Arlene Phillips’ routines (yes, her who got fired off Strictly) were and still are my absolute favourite thing about the show. I never fail to get goosebumps every time I hear those stirringly electrifying chords of Grease that open the show, together with her brilliantly intense choreography that allows each and every member of the cast to shine. The big set numbers – the leaping dizzying spins of the male ensemble in Greased Lightning, the goofy gratuitous nudity of Those Magic Changes and the snappy innovative hand-play of We Go Together – are as irresistible as ever.
However, one element I really disagreed with was the doubling-up of Thembeka Mnguni as Principal Ms Lynch and Teen Angel.
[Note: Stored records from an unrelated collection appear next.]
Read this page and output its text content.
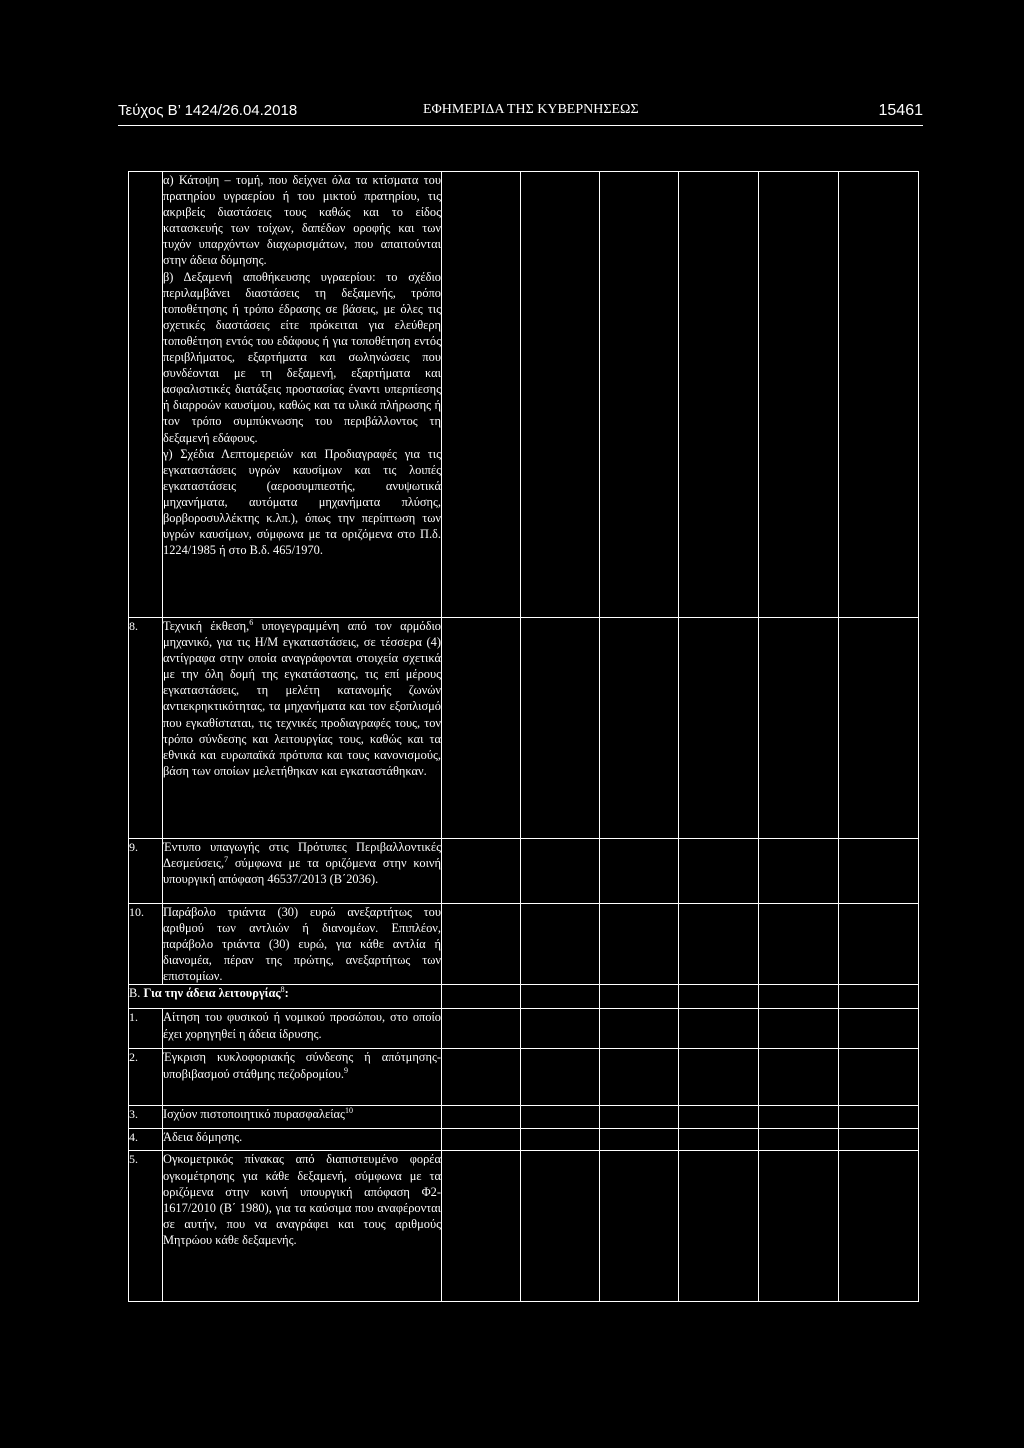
Τεύχος Β’ 1424/26.04.2018	ΕΦΗΜΕΡΙΔΑ ΤΗΣ ΚΥΒΕΡΝΗΣΕΩΣ	15461

	α) Κάτοψη – τομή, που δείχνει όλα τα κτίσματα του πρατηρίου υγραερίου ή του μικτού πρατηρίου, τις ακριβείς διαστάσεις τους καθώς και το είδος κατασκευής των τοίχων, δαπέδων οροφής και των τυχόν υπαρχόντων διαχωρισμάτων, που απαιτούνται στην άδεια δόμησης.
β) Δεξαμενή αποθήκευσης υγραερίου: το σχέδιο περιλαμβάνει διαστάσεις τη δεξαμενής, τρόπο τοποθέτησης ή τρόπο έδρασης σε βάσεις, με όλες τις σχετικές διαστάσεις είτε πρόκειται για ελεύθερη τοποθέτηση εντός του εδάφους ή για τοποθέτηση εντός περιβλήματος, εξαρτήματα και σωληνώσεις που συνδέονται με τη δεξαμενή, εξαρτήματα και ασφαλιστικές διατάξεις προστασίας έναντι υπερπίεσης ή διαρροών καυσίμου, καθώς και τα υλικά πλήρωσης ή τον τρόπο συμπύκνωσης του περιβάλλοντος τη δεξαμενή εδάφους.
γ) Σχέδια Λεπτομερειών και Προδιαγραφές για τις εγκαταστάσεις υγρών καυσίμων και τις λοιπές εγκαταστάσεις (αεροσυμπιεστής, ανυψωτικά μηχανήματα, αυτόματα μηχανήματα πλύσης, βορβοροσυλλέκτης κ.λπ.), όπως την περίπτωση των υγρών καυσίμων, σύμφωνα με τα οριζόμενα στο Π.δ. 1224/1985 ή στο Β.δ. 465/1970.						

8.	Τεχνική έκθεση,$^6$ υπογεγραμμένη από τον αρμόδιο μηχανικό, για τις Η/Μ εγκαταστάσεις, σε τέσσερα (4) αντίγραφα στην οποία αναγράφονται στοιχεία σχετικά με την όλη δομή της εγκατάστασης, τις επί μέρους εγκαταστάσεις, τη μελέτη κατανομής ζωνών αντιεκρηκτικότητας, τα μηχανήματα και τον εξοπλισμό που εγκαθίσταται, τις τεχνικές προδιαγραφές τους, τον τρόπο σύνδεσης και λειτουργίας τους, καθώς και τα εθνικά και ευρωπαϊκά πρότυπα και τους κανονισμούς, βάση των οποίων μελετήθηκαν και εγκαταστάθηκαν.						
9.	Έντυπο υπαγωγής στις Πρότυπες Περιβαλλοντικές Δεσμεύσεις,$^7$ σύμφωνα με τα οριζόμενα στην κοινή υπουργική απόφαση 46537/2013 (Β΄2036).						
10.	Παράβολο τριάντα (30) ευρώ ανεξαρτήτως του αριθμού των αντλιών ή διανομέων. Επιπλέον, παράβολο τριάντα (30) ευρώ, για κάθε αντλία ή διανομέα, πέραν της πρώτης, ανεξαρτήτως των επιστομίων.						
Β. Για την άδεια λειτουργίας$^8$:							
1.	Αίτηση του φυσικού ή νομικού προσώπου, στο οποίο έχει χορηγηθεί η άδεια ίδρυσης.						
2.	Έγκριση κυκλοφοριακής σύνδεσης ή απότμησης- υποβιβασμού στάθμης πεζοδρομίου.$^9$						
3.	Ισχύον πιστοποιητικό πυρασφαλείας$^{10}$						
4.	Άδεια δόμησης.						
5.	Ογκομετρικός πίνακας από διαπιστευμένο φορέα ογκομέτρησης για κάθε δεξαμενή, σύμφωνα με τα οριζόμενα στην κοινή υπουργική απόφαση Φ2-1617/2010 (Β΄ 1980), για τα καύσιμα που αναφέρονται σε αυτήν, που να αναγράφει και τους αριθμούς Μητρώου κάθε δεξαμενής.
The Busby Berkley parodying Beauty School Dropout is one of my standout numbers and usually performed with such high campery by an actor doubling as DJ Vince Fontaine that it acts as catnip to a rapturous audience, who only allow him to leave after about three encores. Although the set design and costumes here are as gloriously glitteringly flamboyant as ever, this production instead makes Teen Angel a hefty soul diva who descends into an ocean of arm-waggling and voice-warbling which renders most of the (very witty) lyrics incomprehensible. Mnguni is also instantly physically recognisable as the school’s principal, which just seems rather weird, and it’s an interpretation of the role that is out of time with the 50s setting. She did, however, still get the biggest cheers of the night, so what do I know.
Elsewhere, the sets are slick, the costumes colourful and the orchestra a riot. Decked out in pink shirts and quiffs visible even from the back row, they seem to be having almost as much fun as the audience! Perhaps a little too much fun as they occasionally veer towards too loud and fast (since when did drive-in torchsong Sandy become midtempo?!) but they make rocking out seem a joy rather a job.
By the time the exhilarating final Megamix has high-kicked its way onto stage, resistance is futile. When Danny Zucko actually starts speaking Cantonese and gets the whole audience on their feet, it’s obvious that this cast have such passion and joy for their profession that it can’t fail to be infectious. I was thrilled that the Hong Kong audience lapped it up with such obvious humour and enjoyment, which bodes well for future world-class musicals doing the rounds in our fair city.
It’s a rollicking ride of a show that you can’t help but be swept up – how many other musicals boast a light-up car to their name?! So come armed with your dancing shoes, get practising your hand jive and long may Grease continue to be the word.
Lunchbox Productions’ Grease runs at Hong Kong Academy of Performing Art’s Lyric Theatre, 7 October-7 November 2010. Tickets cost $350-$895, available from HK Ticketing, 3128 8288 or online. No shows on Monday, evening performances 8pm (Sunday 7pm), weekend matinees at 2pm.
Note: Some of the photos show how HKAPA has been decked out in Grease regalia. I love the effort that has gone into it, emblematic of the scale of the show itself.